El Renacimiento, como es bien sabido, coloca al ser humano en el centro del universo. Tal posición capital se deriva de su especial significado y protagonismo. El cristianismo, por su parte, propició un nuevo humanismo que, en el marco de la emergencia de las ciudades, conduce a una visión que amplía sustancialmente la perspectiva formalista y estática propia de la Edad Media. Autores como Erasmo, Moro, Manetti, Della Mirándola o Pérez Oliva traen consigo una dimensión nueva del ser humano. Un hombre, una mujer, que, creado a imagen y semejanza del Creador, dispone de una singular valía que le conduce, porque cree en sí mismo, a forjar su propio destino.

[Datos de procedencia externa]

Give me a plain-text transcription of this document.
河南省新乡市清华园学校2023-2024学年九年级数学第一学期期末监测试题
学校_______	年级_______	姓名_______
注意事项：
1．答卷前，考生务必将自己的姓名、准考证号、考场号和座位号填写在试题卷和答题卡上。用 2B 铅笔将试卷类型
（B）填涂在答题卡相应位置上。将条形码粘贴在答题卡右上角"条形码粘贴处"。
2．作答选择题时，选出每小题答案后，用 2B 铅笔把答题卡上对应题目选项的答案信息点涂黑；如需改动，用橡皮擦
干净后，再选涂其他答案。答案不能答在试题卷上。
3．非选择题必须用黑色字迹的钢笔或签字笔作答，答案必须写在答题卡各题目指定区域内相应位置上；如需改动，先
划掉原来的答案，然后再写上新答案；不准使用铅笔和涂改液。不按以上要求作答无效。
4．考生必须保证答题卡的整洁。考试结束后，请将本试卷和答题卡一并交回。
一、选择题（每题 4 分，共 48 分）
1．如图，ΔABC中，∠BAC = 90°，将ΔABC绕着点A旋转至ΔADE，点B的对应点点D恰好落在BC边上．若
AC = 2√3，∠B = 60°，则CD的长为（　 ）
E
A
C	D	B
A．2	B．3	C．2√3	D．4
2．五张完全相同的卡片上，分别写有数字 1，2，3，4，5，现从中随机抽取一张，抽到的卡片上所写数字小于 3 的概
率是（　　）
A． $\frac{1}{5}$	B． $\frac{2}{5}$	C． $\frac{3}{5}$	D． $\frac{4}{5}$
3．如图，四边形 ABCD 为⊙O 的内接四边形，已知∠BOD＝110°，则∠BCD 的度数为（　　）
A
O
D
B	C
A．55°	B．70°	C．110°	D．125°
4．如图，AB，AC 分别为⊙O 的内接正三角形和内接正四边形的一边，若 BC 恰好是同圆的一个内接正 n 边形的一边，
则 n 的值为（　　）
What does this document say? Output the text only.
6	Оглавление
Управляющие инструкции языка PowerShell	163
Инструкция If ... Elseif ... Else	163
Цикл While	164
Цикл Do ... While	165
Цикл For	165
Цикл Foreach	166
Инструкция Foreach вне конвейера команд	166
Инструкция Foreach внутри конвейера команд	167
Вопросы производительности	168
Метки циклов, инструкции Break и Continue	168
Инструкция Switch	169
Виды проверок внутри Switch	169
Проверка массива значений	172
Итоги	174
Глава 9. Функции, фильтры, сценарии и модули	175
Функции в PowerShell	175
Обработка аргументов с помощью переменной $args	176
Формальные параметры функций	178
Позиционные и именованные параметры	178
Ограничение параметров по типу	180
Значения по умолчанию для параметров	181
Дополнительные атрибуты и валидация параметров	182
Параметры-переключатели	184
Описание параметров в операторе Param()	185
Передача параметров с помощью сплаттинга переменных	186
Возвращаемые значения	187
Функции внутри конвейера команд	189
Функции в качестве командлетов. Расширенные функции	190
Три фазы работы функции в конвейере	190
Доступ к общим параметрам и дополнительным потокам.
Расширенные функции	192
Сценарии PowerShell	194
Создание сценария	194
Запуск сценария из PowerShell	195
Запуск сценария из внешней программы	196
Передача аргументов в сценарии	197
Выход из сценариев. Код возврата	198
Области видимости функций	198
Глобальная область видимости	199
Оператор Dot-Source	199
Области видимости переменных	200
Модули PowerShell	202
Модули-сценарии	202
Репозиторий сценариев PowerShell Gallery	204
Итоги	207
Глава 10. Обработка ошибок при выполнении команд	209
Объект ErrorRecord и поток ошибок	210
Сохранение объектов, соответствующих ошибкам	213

El Edicto de Nantes de 1598, la Petición de Derechos de 1628, la Carta de Derechos de 1689, la Declaración de Derechos de 1776 o la Declaración de los Derechos del Hombre y del Ciudadano de 1789 son relevantes normas que coadyuvaron, desde luego, a generalizar en el plano axiológico, político y jurídico que todo ser humano, por el hecho de serlo, es persona dotada de una dignidad inalienable.
Un paso adelante en el reconocimiento de la dignidad como cualidad intrínseca y propia del ser humano se produjo con ocasión de la presencia española en América. Una presencia que, más allá de versiones ideológicas hoy imperantes, dio lugar, consecuencia de la Escolástica y de la literatura del Barroco, a la afirmación radical de la igualdad de derechos entre los habitantes del Nuevo Mundo y los españoles de la Metrópoli. Tal consideración se puede encontrar sin dificultad en la Instrucción de los Reyes Católicos a Nicolás de Ovando de 1501 y en las Nuevas Leyes de Indias de 1542 y forma parte del legado que los españoles dejamos en América.